This year the Conference season has come to disrupt a new September session of Parliament. Taking three weeks off so all three main parties can have their conference seems an old fashioned indulgence. It has been made more vexatious by the changing nature of party conferences.
The Conservative party conference used to be a big annual event, when the members competed by ballot to get a place at the seaside. The conference allowed members to speak and vote on important issues, to criticise Ministers and senior officials of the party, or to lobby them to make things better. There could be a sense of danger for the platform and the leadership, forcing them to think and to defend their positions.
Today it is very different. There will be no great debates on the floor of the conference about the things that cause disagreement. There will be no knife edge votes, as the membership tries to assert a different view. There will be lots of lobbyists from companies and organisations, well mannered presentations on a range of topics, and a bored media looking for trouble when it is in short supply.
There will still be lots of fringe meetings, but many of these will be paid for by interest groups and will be polite exchanges on a number of technical and professional matters with no great issues of principle or politics intruding.
I will go again this year to the conference, because I have been asked to speak on various topics at various meetings. I do think, however, it is time for the parties to move on, to recognise that the modern world does not want a four day party conference. Members think it a dear week and not always a fruitful one, which is why we no longer need a ballot box to settle who can go.
The death of the conference is a product of the era of spin. It is, apparently, bad form to show disagreement in public. It would put people off, we are told, to see that within a large party which is naturally a coalition of views and interests there are people with differing views and voices. I take the opposite view. I think it a sign of party strength and democratic vitality if people within parties disagree and debate. They should of course stick to the issues and avoid venom and personality abuse. Proper debate about things that matter is what we should be offering.
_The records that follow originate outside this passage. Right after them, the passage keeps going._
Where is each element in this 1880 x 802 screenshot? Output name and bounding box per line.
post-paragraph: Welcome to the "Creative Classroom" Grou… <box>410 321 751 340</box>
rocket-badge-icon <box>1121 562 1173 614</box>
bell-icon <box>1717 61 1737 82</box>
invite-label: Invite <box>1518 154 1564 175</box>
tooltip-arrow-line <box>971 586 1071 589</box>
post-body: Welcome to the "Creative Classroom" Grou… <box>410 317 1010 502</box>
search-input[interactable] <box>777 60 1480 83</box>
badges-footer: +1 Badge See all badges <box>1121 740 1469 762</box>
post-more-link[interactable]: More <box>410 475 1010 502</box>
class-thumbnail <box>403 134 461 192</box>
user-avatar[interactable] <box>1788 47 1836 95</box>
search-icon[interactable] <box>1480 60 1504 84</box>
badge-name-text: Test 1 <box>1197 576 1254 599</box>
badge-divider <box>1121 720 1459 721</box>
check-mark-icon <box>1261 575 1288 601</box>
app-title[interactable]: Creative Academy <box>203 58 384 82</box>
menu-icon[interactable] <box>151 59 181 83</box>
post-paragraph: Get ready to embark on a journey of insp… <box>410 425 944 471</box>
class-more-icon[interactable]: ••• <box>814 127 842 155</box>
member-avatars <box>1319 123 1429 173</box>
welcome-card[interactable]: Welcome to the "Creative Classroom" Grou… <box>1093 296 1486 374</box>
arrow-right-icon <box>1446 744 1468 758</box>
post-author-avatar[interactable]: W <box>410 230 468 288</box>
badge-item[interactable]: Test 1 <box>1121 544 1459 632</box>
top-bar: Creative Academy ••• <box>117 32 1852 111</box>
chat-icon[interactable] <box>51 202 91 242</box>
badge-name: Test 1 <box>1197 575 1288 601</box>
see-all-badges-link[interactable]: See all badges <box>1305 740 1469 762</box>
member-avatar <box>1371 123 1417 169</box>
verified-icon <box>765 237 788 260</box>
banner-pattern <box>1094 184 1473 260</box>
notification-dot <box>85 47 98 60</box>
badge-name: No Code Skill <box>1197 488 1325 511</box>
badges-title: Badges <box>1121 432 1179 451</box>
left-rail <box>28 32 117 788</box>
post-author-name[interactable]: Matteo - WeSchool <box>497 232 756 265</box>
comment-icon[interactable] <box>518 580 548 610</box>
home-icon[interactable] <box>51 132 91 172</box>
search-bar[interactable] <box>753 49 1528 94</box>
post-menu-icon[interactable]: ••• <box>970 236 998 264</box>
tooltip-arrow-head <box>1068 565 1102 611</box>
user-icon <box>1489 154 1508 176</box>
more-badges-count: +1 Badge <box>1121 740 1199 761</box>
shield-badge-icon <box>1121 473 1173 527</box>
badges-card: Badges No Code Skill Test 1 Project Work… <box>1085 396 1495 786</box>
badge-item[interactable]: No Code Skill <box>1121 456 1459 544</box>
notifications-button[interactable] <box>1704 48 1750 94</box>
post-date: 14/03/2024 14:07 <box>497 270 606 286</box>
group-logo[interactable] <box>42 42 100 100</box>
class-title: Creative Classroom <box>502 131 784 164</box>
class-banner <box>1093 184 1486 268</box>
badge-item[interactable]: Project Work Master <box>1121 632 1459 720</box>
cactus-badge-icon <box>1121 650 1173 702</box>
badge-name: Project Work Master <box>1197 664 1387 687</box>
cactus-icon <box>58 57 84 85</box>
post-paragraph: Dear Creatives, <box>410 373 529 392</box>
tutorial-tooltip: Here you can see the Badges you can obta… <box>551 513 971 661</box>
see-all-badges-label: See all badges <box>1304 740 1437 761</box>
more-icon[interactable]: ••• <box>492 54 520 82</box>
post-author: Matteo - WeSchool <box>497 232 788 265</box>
Parties have democratic ways of settling disagreements and need to show the public how a view has been formed or a position arrived at.
Now we have a coalition government between two parties, we can have some debate between the coalition partners. Mr Clegg has assured his party that they will be fighting as Lib Dems at the next election, scotching rumours of the Lib Dems and Conservatives entering an electoral pact. In Wokingham my advice to Councillors is to continue to run the Council with two parties, one as the majority and the other as the opposition. On Parliamentary matters I have always avoided personal attack in elections on the Lib Dem candidate anyway, but am happy to debate openly differences on tax or Europe or anything else that makes us two different parties.